Faculty members within CRP acknowledged that a strong design component is currently missing in its curriculum.

“Dean Kleinman’s statement [in the addendum] that CRP lacks depth in physical planning and urban infrastructure design is accurate,” Prof. Kieran Donaghy, city and regional planning, who chairs the department, stated in an e-mail, “The CRP faculty is aware of this weakness.”

Yet while Donaghy welcomed more design-focused teaching, he noted that designs could not be realized without planning and that a balance would need to be struck between the two.

“Planning — the process of determining what to do, when and where and by how much — consists in and requires bringing all the relevant pieces together in a comprehensive framework, not abstracting to just one dimension,” he stated in an e-mail. “And AAP, if it evolves more to the model of a school of design, will surely need the balance and context that the planning tradition provides.”

Associate Dean Barry Perlus, art, who chaired an “envisioning group” that served as the basis for the AAP’s task force report, also stressed the need to maintain important pieces of the college’s curriculum, as the new design focus was phased into the school.

“I have a little concern not to lose track of deep questioning, scholarship and self-examination, the question of the meaning of what we do, something that artists deal with and try to bring back into their work,” he explained, “but I’m very excited about the energy and the realization that design can be way more than a commercial or industrial process and that it can really go to the heart of reorganizing creativity.”

To help foster the new focus on design, the report calls for the creation of a new center within the college that would sponsor courses, lectures and projects in the areas of design and visual practices.

“A research center that would primarily be about visual practices and design would be an excellent endeavor for the college,” Perlus stated, “It would be a way to bring specialists and visitors to campus on a yearly or semesterly basis, something on the order of what the society for the humanities does.”

The college has also looked in recent years to increase the number of visiting and tenured-track faculty and reduce the number of tenured faculty. To this end, by the end of 2009-2010, the school will have three tenured faculty departures and three entering phased retirement.

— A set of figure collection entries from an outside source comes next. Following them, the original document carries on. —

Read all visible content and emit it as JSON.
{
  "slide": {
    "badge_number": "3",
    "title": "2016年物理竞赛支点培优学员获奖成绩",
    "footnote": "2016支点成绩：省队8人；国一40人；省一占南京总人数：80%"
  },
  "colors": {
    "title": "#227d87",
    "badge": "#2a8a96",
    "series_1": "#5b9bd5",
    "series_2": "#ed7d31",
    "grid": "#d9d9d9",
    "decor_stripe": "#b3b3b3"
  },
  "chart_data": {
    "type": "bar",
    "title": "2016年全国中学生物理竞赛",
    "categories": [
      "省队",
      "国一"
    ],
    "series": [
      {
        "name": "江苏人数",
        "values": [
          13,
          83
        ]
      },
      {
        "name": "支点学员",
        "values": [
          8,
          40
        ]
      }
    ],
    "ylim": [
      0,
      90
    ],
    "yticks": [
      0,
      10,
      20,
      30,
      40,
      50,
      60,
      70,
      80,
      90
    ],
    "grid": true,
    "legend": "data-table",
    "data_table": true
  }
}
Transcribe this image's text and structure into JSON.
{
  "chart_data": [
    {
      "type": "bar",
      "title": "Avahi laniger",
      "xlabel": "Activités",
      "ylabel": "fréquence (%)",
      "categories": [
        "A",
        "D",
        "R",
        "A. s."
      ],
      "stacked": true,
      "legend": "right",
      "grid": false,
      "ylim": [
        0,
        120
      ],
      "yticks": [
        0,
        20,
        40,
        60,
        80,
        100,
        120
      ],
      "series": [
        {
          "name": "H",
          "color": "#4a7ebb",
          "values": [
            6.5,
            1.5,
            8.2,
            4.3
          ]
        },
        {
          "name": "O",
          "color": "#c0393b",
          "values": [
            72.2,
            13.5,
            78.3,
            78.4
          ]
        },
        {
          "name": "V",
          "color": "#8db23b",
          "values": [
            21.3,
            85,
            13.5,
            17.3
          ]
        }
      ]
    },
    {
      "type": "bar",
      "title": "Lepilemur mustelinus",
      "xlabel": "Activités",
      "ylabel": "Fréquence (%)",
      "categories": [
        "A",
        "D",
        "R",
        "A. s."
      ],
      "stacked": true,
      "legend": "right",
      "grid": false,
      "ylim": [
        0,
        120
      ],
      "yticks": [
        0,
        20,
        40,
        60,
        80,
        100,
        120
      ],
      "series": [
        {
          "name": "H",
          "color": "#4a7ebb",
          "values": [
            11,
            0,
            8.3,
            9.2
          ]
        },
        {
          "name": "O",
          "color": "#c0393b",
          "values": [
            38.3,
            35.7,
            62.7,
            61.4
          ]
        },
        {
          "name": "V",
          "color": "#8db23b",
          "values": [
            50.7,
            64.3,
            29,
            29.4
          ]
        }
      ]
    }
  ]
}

Perlus again, though, emphasized that a balance must be struck.

“My perception is that the college is fairly heavy in the area of tenured faculty and we would be in a better balance to have more faculty on the tenured track,” Perlus said, “There’s a value in visitors, an essential part of student’s education is having an influx of people with different world views and different life experiences … but, there’s also a need for stability and an anchor for the curriculum structure and that is accomplished with tenured faculty.”

Among other proposed changes, AAP will look to create deeper partnerships with the Johnson Museum and work to centralize operations in all of their departments in order to improve their efficiency and cut costs.

Kleinman could not be reached for comment.